マザーシェルター建設を再開、小型エコーの導入も
ロシナンテスがアフリカ・ザンビアで着手している事業のひとつ、マザーシェルターの建設について、進捗のご報告です。
安心して出産できる環境を
マザーシェルターとは、出産前後の妊産婦が待機し、安全に出産するための施設です。
事業地であるムワプラ地域には簡易的な診療所(ヘルスポスト)があります。この診療所ではお産を取り扱っていますが、入院できる施設はありません。そのため、妊婦さんたちは、出産予定日に診療所に向かうしかありません。しかし、診療所が自宅から遠いことや、陣痛が始まってから移動するのが難しいことから、自宅出産を選ばざるをえない家族が多くいます。
また、ザンビアでも日本と同様、産後に検診が必要となりますが、待機できる施設がないため、出産直後に自宅に帰らざるを得ず、産後検診を受診していないお母さんたちが多くいます。
このマザーシェルターには、妊産婦のための部屋だけではなく、付き添いで来ている家族が宿泊できる部屋や、診療所の職員が当直できる部屋、シャワー室やキッチンも含まれています。こうした村落部に暮らす妊産婦さんたちに、安心して出産できる環境を提供できるようになることが切望されています。
地域住民とともに
このマザーシェルターの建設に際しては、早い段階から住民による建設委員会を設立しました。そして、地域住民から建設資材となる砂やレンガ、労働力を提供してもらい、地域住民参加型のプロジェクトを目指しています。完成後には、住民自らの手で建設したという自覚を持って、大切に使用してもらうことをねらいとしているためです。

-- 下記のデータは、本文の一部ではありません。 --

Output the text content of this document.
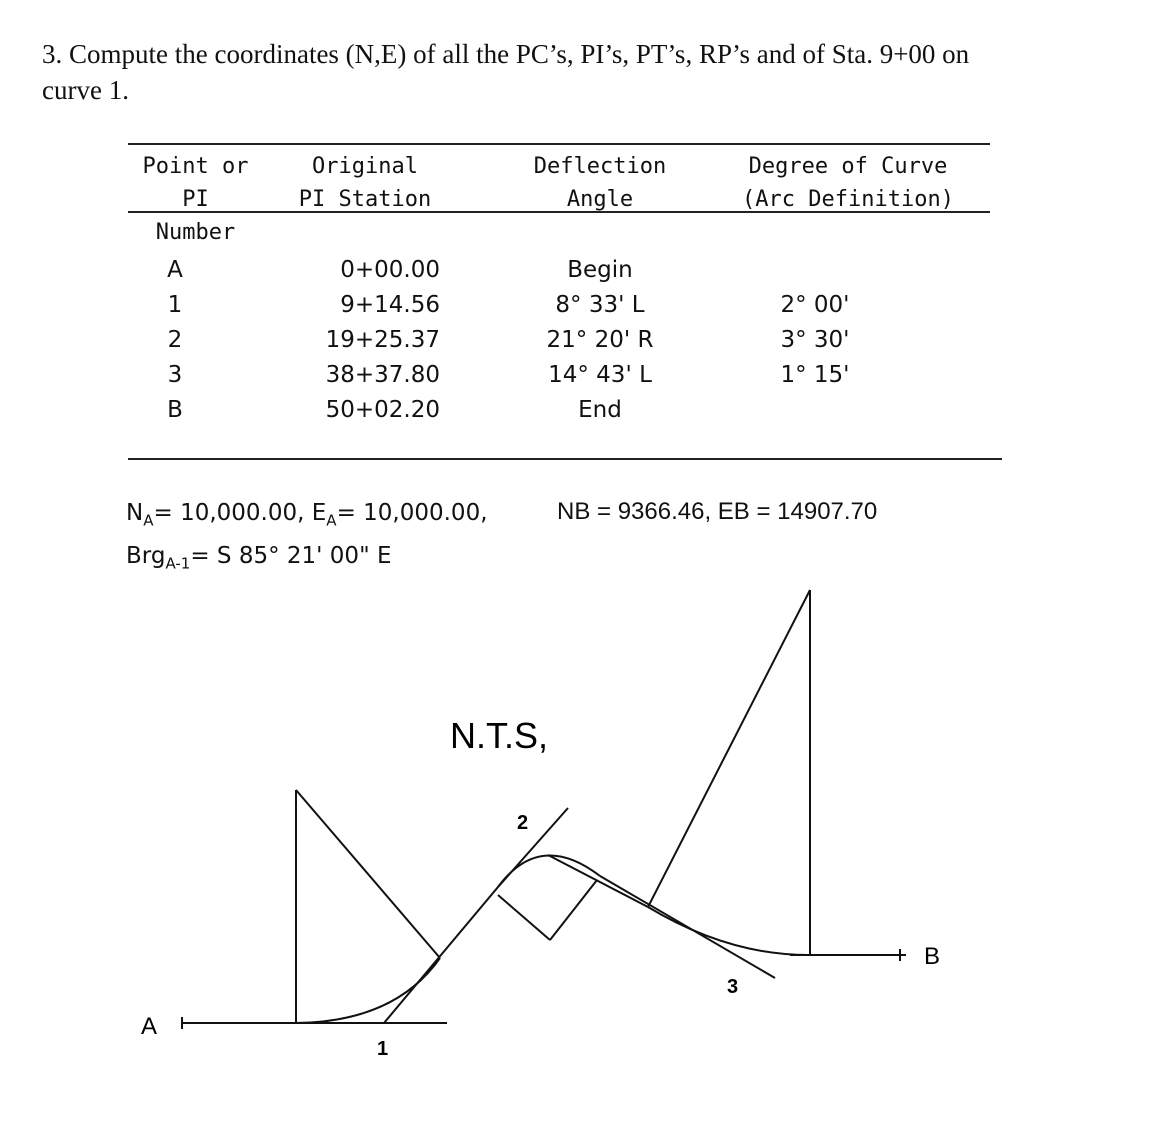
3. Compute the coordinates (N,E) of all the PC’s, PI’s, PT’s, RP’s and of Sta. 9+00 on
curve 1.
Point or PI
Number
Original
PI Station
Deflection
Angle
Degree of Curve
(Arc Definition)
A
1
2
3
B
0+00.00
9+14.56
19+25.37
38+37.80
50+02.20
Begin
8° 33' L
21° 20' R
14° 43' L
End

2° 00'
3° 30'
1° 15'

$N_A= 10,000.00$, $E_A= 10,000.00$,
Brg$_{A-1}$= S 85° 21' 00" E
NB = 9366.46, EB = 14907.70
A
B
1
2
3
N.T.S,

現在は、建設図面が行政に承認され、建設を担当する業者との正式な契約に向けて調整を重ねている段階です。間もなく建設予定地の整地が始まり、順調に進めば10月には建設を完了し、マザーシェルターとして使用開始できる予定になっています。予定日を迎える前に医療施設に滞在することが、妊婦の安心と安全に繋がることを願っています。
小型エコーの導入
同時に、事業地であるムワプラ診療所への小型エコーの導入も進めています。
ムワプラ診療所では、「トラウベ聴診器」と呼ばれる伝統的な診療器具を使用して、妊婦の検診を行っています。これはお腹に筒状の器具をあてて、耳で胎児の心音を確認するものです。しかしながら、この器具での診察には精度的に難しさがあり、診療所の職員はリスクの高いケースの見落としを回避するために、上位医療機関での再診察や出産を勧めることが多くあります。
結果的に、診療所で取り扱うことができる簡単な出産であっても上位の医療機関に送ることで、他の医療機関を圧迫させることになっています。また、遠くの病院に行くことで、妊婦にも交通費や宿泊等の経済的な負担が発生しています。
この小型エコーを導入することで、胎児の定期的検査、出産に関するリスクの有無を適切に見極められるようになり、安全な出産へとつながります。また、妊産婦の経済的な負担や、診療所職員の負担も減少することにつながるものと考えています。
小型エコーの導入に際しては、寄贈および導入するだけではなく、当該エコーの使用経験のある日本人の産婦人科医師によって使用方法の研修を行い、技術移転を目指します。また、使用方法に関するテキストも使用者の意見を反映して用意することで、今後、診療所職員が交代したり、新たな職員が配置されたりしたときにも継続してエコーの使用ができるように努めていきます。
新型コロナの影響でおよそ1年間事業が滞っていたため、事業地の村の人々も事業の進捗を気にしていた様子です。今年度は事業地の人々の期待に応えるべく、精一杯ザンビアでの事業に取り組んでいきたいと考えています。世界的な感染症流行中の事業展開は、様々な壁にぶつかりながらの活動になりますが、感染対策を講じながら最善を尽くしていきたいと思います。